Thanks to CUNY's crack team, led by Michael Washburn, this panel on April 7, 2010 went off well, and the video is now available. A couple of things stand out for me reviewing the tape. First, James Cuno responds positively to my suggestion that a "polluters pay" tax on antiquities purchases could be instituted to generate funds that then would be funneled to site protection efforts of various kinds. I was expecting a peremptory dismissal. Also surprising was Cuno's acceptance of the need to retire the term "partage". Second, the comments by Philippe de Montebello (unidentified and invisible in the video, he is the first questioner) showed how touchy museum directors are at any imputation that they might still be accepting dodgy antiquities, even as gifts. I was not trying to suggest that at all, as I made clear. I was, of course, disappointed that Montebello sees no benefit to taxing the trade here based on his assessment that no one buys antiquities in the US or Britain anymore. He is no doubt right that there is a lot of money in Abu Dhabi and elsewhere around the world competing for artifacts. But he still needs to explain $57 million at auction in New York for that Mesopotamian figurine; the buyer might well be non-American, but the sale is made here, and those sorts of sales though rare will certainly recur. And antiquities dealers on Madison Avenue continue to ply their trade. The tossed-off "99% of the trade is now outside of the US and Europe" reminds me of the similarly unsupported claim Montebello and John Boardman used to make that 99% of what we know about the ancient past comes from studying the objects themselves, only 1% from the findspot context.
Zahi Hawass, at a news conference at the meeting convened in Cairo on recovering looted antiquities, asserts, "Museums are the main source for buying stolen artifacts. If museums stopped not to buy artifacts, actually, the theft will be less, and we can control that." (See the BBC clip, starting around 0:55).
Um, not exactly. Where to begin? Museums are not the main source for buying stolen artifacts -- that "honor" goes to individual collectors (including, increasingly, collectors in the Gulf oil states with the wherewithal to compete against American, British, and Japanese super-rich). Museums make up only a small percentage of the buyers on the antiquities market worldwide. And most museums in the West have now already stopped buying illicit or even just dodgy antiquities. That is not going to put an end to collecting of illicit antiquities. Hawass is certainly correct to say that if museums stop buying illicit artifacts, the theft will be less, but by only a slight amount. No one believes that collectors will be much deterred by knowing they cannot donate or sell their antiquities to museums, when they can count on other collectors to buy their pieces should they need to part with them. And so long as a collector is willing to pop $57 million for a single "kosher" figurine, looters are going to try to find equivalent pieces and collectors will buy them even though they are not kosher.

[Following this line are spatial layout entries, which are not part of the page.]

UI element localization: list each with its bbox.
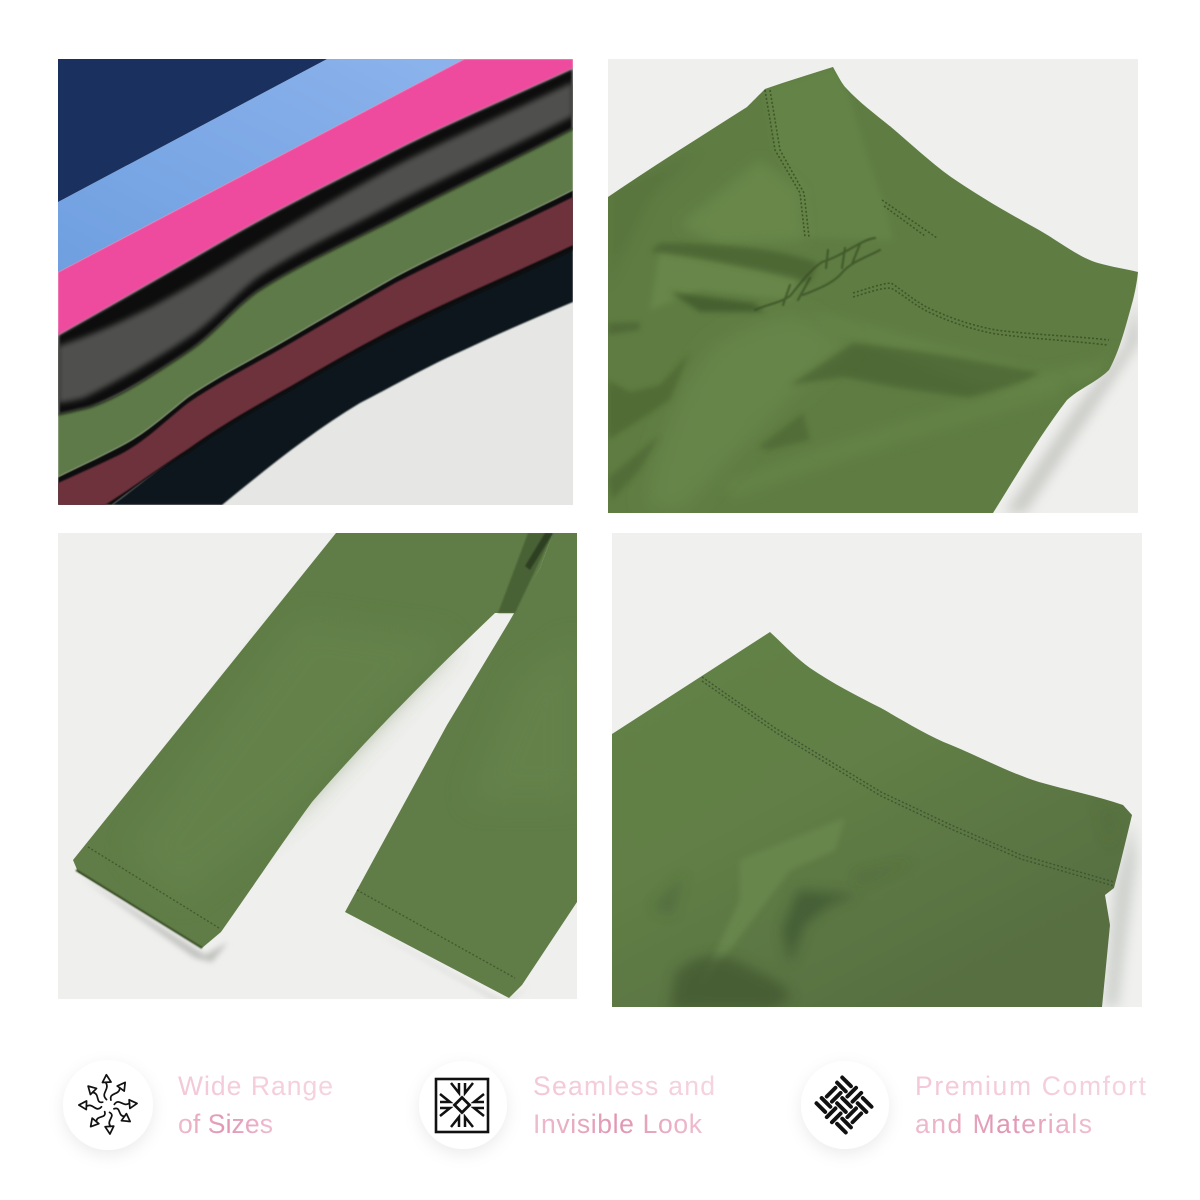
label: seamless and invisible look (533, 1071, 715, 1139)
label: wide range of sizes (178, 1071, 333, 1139)
stitching lines (765, 90, 1109, 345)
fabric: maroon face (58, 197, 573, 505)
ridge highlights (808, 310, 1115, 395)
fabric shading clipped to garment (660, 823, 848, 1007)
fabric: light blue layer (58, 59, 464, 272)
garment body (608, 59, 1138, 513)
fabric: maroon layer (58, 190, 573, 505)
panel: high waistband (612, 533, 1142, 1010)
dark folds (608, 243, 818, 500)
icon: geometric square (436, 1079, 488, 1132)
garment shadow (1005, 300, 1140, 513)
fabric: grey layer shadow (58, 68, 573, 415)
fold shading clipped to garment (608, 67, 1034, 496)
waistband stitching (702, 677, 1114, 886)
light area on legs (288, 648, 459, 836)
panel: legging cuffs (58, 533, 577, 1005)
fabric highlight (716, 823, 840, 958)
garment shadow (1104, 820, 1137, 1007)
fabric: green layer (58, 127, 573, 477)
icon badge: sizes (63, 1060, 153, 1150)
fabric: navy layer (58, 59, 327, 202)
left leg (73, 533, 553, 948)
waist flap (764, 67, 849, 91)
fabric: grey layer (58, 82, 573, 403)
fabric: black layer (112, 245, 573, 505)
feature: seamless look (419, 1061, 715, 1149)
label: wide range of sizes: of Sizes (178, 1109, 273, 1139)
panel: ruched back detail (608, 59, 1140, 513)
fabric folds (660, 888, 848, 1007)
feature: premium comfort (801, 1061, 1147, 1149)
panel: stacked fabric colours (58, 59, 573, 505)
label: seamless and invisible look: Invisible Look (533, 1109, 703, 1139)
right leg (345, 533, 577, 998)
garment body (612, 632, 1132, 1007)
label: premium comfort and materials: and Materials (915, 1109, 1092, 1139)
label: wide range of sizes: Wide Range (178, 1071, 333, 1101)
icon: woven fabric (815, 1076, 873, 1134)
label: premium comfort and materials: Premium Comfort (915, 1071, 1147, 1101)
leg shadows (96, 887, 500, 999)
label: seamless and invisible look: Seamless and (533, 1071, 715, 1101)
icon badge: materials (801, 1061, 889, 1149)
gathered ruching (755, 238, 880, 310)
stitching hems (88, 847, 515, 978)
fabric: pink layer (58, 59, 573, 335)
label: premium comfort and materials (915, 1071, 1147, 1139)
icon badge: seamless (419, 1061, 507, 1149)
icon: radiating arrows (79, 1074, 137, 1134)
dark crotch seam (498, 533, 553, 613)
feature: wide range of sizes (63, 1060, 333, 1150)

So if Hawass really thinks that looting will be reduced to manageable levels by getting museums out of the market, he is badly mistaken. They have already gotten out of the market, and countries being looted continue to be unable to handle the problem with the resources they've got at their disposal. Countries suffering from antiquities looting are going to need more than just clean hands from the museum world: they are going to need money to pay for site guards, satellite monitoring, helicopters, etc. That money should come from the collectors and the dealers, and from the boards of museums as well.